Artist: Wilson, Richard, RA
A View of the Villa Chigi at Ariccia

1713/14 -1782
Canvas 28.5 x 38.5 ins.

Collection Details
Bought from the artist by Sir Watkin Williams-Wynn, 4th Bt.  Among the Wynnstay papers is a document in Wilson’s handwriting, headed Sir Watkin Williams Wynn Bart to Richd. Wilson Dr. June 5th 1770.  It contains inter alia these two entries: To a Landskip taken in the Villa Ghigi at Lariccia £26:6:0 and Its Companion £26:6:0.  These must refer to the present picture and its companion (cf Constable, infra, 1954).  Sold by Sir Watkin Williams-Wynn at Sotheby’s, 7 July 1965, when it was bought by Lord Faringdon.

E K Waterhouse, Burlington Magazine, LXXXVIII, 1946, p. 227; W G Constable, Wilson, 1953, pp. 88, 184, pl. 53b; idem, ‘Richard Wilson: Some Pentimenti’, Burlington Magazine, XCVI, 1954, p. 140.

Exhibition Details
Probably the picture exhibited with its companion at the BI in 1814 (Nos. 127, 144) and 1848 (Nos 131, 139) and at Manchester, Art Treasures, 1857 (Nos. 151, 162) variously entitled Woody Scene, View in Wales, etc; exhibited by the Arts Council, Masterpieces from Welsh Houses, 1946, No. 13.

Companion Picture
for this picture, see Constable (1953), pl. 53a, as Sandpit and Ruins in a Glade,  and idem (1954) with the corrected identification.  It remained in the Williams-Wynn collection until it was sold in 1965.
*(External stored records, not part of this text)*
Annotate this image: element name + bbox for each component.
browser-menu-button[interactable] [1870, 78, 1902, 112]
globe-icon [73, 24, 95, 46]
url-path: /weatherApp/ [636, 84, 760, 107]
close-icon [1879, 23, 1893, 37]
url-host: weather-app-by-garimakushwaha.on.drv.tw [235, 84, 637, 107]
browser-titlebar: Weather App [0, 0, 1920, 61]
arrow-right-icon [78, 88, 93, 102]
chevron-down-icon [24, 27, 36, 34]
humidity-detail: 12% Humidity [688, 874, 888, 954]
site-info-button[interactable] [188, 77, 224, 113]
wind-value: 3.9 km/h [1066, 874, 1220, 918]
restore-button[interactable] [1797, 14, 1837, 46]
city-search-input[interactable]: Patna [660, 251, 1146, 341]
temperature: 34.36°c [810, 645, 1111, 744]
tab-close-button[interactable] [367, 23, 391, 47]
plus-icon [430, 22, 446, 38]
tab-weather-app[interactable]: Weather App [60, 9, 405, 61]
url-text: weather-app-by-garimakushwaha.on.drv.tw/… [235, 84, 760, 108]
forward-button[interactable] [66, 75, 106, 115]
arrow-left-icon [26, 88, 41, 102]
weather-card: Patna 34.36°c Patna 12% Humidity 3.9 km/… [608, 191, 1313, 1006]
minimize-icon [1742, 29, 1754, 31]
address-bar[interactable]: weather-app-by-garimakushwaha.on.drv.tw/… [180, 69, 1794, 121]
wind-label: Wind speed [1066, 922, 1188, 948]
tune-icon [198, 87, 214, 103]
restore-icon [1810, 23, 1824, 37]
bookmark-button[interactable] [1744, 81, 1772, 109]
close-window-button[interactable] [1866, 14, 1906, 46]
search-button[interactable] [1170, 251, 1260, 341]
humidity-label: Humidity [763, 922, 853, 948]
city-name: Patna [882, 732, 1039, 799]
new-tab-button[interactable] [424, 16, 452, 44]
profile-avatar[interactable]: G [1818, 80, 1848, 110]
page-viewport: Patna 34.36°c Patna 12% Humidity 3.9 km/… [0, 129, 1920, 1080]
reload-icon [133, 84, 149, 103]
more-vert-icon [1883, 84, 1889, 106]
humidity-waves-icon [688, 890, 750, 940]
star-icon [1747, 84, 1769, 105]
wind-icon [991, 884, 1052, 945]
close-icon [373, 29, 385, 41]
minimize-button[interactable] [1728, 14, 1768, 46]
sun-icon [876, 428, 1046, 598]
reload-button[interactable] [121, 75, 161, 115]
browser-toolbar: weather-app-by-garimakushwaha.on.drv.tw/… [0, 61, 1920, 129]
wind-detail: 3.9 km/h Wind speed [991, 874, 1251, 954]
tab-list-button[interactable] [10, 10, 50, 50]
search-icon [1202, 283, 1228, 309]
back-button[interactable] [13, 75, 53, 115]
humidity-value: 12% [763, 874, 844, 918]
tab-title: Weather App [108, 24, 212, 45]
Until the publication by Constable in 1954 of the document partly quoted above, the picture was always assumed to be a Welsh landscape, probably to be equated with one of the ‘two small views in Wales’ mentioned by Benjamin Booth, the well-known collector of Wilson’s paintings, as hanging in Sir Watkin Williams-Wynn’s house in St James’s Square (unpublished notes, document 4).  Constable (1953), in tentatively dating the picture, then described as Sandpit and Ruins in a Glade, 1758–60 – ie, soon after Wilson’s return to England from Italy – added the rider that it was painted in a style to which the artist was to revert in the late 1760s.  In view of the date of the picture’s acquisition, the hypothesis of a later date may be correct.


On the other hand, the supposition that it was an earlier painting, later modified, cannot be discounted.  It is paradoxical that Waterhouse emphasises, in what we now know to be an Italian view, its Dutch characteristics (the patch of sunlight in a woodland glade is a popular theme in Dutch painting).  He adds of this area that Wilson had ‘carelessly painted it over a landscape – perhaps with Italian ruins – which he did not trouble fully to eliminate …’


The frame was probably designed by Adams.